On August 14, 1959, the Explorer 6 satellite captured the first satellite images of the Earth.
“When the first images appeared, people would talk about the folds in the Appalachian Mountains,” recalled James Irons, a veteran scientist at the Earth Sciences Division at NASA’s Goddard Space Flight Center. “For the first time, it was possible to observe from great height what people had been talking about for hundreds of years.”
Since then, satellite imaging has evolved and developed into an extremely valuable resource for information about our planet.
Despite all of the technology advancements, there has been little improvement in the time required to deliver satellite imaging data since that first image of the Earth from space was acquired and dispatched nearly 60 years ago.
Today, most satellite imagery is weeks to months old by the time it is received on Earth. While the images are beautiful, how useful are they when they are that outdated? Satellite imaging has the potential to assist with vital humanitarian efforts, the global economy, security and defense, agriculture and more. But how can organizations make informed decisions using information that isn’t current?
The existing state of the industry is partly due to the fact that satellite imaging is no easy task. Expertise is required in a variety of fields that include space, hardware, processing, software and communications through networks and radios.
The other aspect that has slowed the progression of this field is the cost, as that has affected most areas of the space industry. Accessing space is undeniably expensive and has consequently been restricted to those with deep pockets. As such, the valuable information obtained from space missions is limited to quite a small number of organizations.
As a society, we are constantly searching for new and better sources of information. With advancements in technology, expanded connectedness and new commercial space launch models, satellite imagery has much to offer in our quest for knowledge. Satellite imaging has the potential to be a source of extensive information and can also offer the immediacy required to make a significant impact on critical global concerns. If providers of satellite imaging capitalize on these advancements to decrease cost and increase the speed whereby images are supplied to their customers, they can improve the efficacy and accuracy of the data collected.
Consider Amazon Web Services, a comprehensive, evolving cloud computing platform that enables businesses to operate more effectively, efficiently and securely in the cloud. By creating a scalable software platform that addresses the market’s need for a one-stop shop, Amazon is able to offer services that help businesses across the globe remain active and nimble. BlackSky aims to be the first company to apply a similar model to satellite imaging.
BlackSky intends to provide a way to look at our planet in near real-time to enable companies, organizations and governments to make far better informed decisions. With a constellation of 60 high-resolution microsatellites, this will be the first company to offer satellite imaging as a service. The distinct business model and massive infrastructure will position BlackSky to address and transcend the industry’s current status quo with improvements of the following key elements:
Persistence and Revisit Rates
This is the key to unlocking the potential of satellite imaging—the secret sauce, if you will. It’s only possible with a well-built and scalable infrastructure. With a constellation of 60 imaging satellites orbiting the Earth, BlackSky will have the ability to pass over key zones hourly—not just daily or weekly. BlackSky’s frequent revisit rates will cover 95 percent of the Earth’s population and will pass over major economic areas and large cities as many as 40 to 70 times each day. The images will be fresher, more current and will tell a more comprehensive story.
Customers are looking for an intuitive system they can operate with ease and that will ultimately provides them with a high-quality product. They want to task a satellite or peruse a database of available images, which is currently a complicated and lengthy process . BlackSky’s software platform is scaled for the Web and allows customers to rapidly request, receive and interact with satellite imagery via the Internet or even a mobile phone.
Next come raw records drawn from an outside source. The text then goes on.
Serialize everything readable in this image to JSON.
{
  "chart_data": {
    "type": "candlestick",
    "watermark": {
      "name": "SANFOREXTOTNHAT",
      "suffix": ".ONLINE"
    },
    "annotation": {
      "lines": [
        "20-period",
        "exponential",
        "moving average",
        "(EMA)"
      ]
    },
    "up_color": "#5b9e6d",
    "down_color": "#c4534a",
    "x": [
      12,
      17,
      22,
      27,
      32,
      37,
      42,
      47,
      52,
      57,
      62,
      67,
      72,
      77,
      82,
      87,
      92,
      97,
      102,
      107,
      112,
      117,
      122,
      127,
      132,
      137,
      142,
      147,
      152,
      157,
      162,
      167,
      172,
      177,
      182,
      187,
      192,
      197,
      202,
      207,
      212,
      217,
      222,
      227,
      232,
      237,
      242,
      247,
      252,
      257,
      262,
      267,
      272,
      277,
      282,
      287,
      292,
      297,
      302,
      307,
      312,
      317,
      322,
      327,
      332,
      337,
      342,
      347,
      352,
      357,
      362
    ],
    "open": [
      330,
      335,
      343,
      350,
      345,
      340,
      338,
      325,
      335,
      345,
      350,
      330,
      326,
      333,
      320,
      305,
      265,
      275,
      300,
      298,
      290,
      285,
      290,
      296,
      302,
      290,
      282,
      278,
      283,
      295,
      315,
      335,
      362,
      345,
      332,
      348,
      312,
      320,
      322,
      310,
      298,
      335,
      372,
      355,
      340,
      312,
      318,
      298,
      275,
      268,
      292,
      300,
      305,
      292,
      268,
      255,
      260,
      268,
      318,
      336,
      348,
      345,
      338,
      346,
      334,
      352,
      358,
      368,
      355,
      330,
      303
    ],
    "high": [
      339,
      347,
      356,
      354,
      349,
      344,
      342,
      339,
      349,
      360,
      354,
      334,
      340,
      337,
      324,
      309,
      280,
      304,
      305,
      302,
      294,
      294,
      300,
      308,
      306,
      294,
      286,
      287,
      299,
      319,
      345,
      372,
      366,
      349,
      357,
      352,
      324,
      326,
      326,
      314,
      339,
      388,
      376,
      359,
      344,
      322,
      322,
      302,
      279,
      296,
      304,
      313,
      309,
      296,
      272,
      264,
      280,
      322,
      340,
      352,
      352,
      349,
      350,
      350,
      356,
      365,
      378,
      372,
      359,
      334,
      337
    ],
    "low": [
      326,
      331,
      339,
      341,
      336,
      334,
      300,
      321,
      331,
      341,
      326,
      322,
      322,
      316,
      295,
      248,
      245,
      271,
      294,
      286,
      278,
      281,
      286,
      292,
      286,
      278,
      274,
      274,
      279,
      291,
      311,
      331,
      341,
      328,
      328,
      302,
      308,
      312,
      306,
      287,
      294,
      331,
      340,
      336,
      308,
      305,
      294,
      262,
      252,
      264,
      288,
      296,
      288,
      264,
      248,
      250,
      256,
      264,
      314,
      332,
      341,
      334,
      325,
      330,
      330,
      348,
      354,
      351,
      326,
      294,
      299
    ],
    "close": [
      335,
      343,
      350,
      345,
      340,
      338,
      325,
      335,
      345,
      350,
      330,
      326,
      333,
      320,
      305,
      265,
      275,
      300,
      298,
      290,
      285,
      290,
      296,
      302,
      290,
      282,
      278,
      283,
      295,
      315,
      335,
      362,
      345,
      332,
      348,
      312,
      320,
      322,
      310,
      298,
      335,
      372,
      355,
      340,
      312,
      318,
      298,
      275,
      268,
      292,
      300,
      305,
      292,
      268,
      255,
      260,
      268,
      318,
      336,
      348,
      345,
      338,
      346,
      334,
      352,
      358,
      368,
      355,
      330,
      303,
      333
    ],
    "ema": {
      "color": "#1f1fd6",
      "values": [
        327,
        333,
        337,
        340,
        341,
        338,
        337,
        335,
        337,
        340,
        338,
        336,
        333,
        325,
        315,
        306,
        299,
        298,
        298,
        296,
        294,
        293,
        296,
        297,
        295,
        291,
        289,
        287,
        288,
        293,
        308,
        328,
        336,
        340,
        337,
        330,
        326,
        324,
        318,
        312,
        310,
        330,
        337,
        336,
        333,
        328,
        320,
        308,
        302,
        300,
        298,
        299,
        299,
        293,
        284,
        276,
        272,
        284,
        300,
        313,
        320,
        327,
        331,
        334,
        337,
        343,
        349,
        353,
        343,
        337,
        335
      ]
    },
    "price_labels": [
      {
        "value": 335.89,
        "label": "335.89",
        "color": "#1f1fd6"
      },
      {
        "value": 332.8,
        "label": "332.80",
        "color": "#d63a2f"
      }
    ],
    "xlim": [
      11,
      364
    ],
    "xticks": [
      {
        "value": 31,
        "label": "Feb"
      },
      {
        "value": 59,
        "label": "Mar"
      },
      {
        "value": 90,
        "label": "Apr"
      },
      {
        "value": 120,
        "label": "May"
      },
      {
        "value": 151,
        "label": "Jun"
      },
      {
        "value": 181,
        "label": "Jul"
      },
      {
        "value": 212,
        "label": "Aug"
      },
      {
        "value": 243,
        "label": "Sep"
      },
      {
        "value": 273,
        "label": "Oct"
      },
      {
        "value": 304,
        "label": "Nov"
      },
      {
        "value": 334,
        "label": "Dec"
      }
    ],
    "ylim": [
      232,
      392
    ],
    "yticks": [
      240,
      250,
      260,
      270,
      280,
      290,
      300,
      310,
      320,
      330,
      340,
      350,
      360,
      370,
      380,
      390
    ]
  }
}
Due to the high cost of satellites and the launch process, most companies have traditionally owned only one or a handful of satellites. BlackSky’s investment in an infrastructure of this size ensures our customers will benefit from scale advantages including tremendously decreased costs—roughly one-tenth of the cost of current industry standards.
BlackSky is implementing a revolutionary business model to help the global community see the world in a way that the planet has never been seen before. Space is no longer a distant dream or a fantasy. Space is a critical component of global comprehension and the time is now that we start to unearth the data that can only be discovered from the vantage in space.
With this enhanced global awareness, everyone can delight in a more complete understanding of the dynamic world we live in, leading to better informed decisions and a better planet for us all.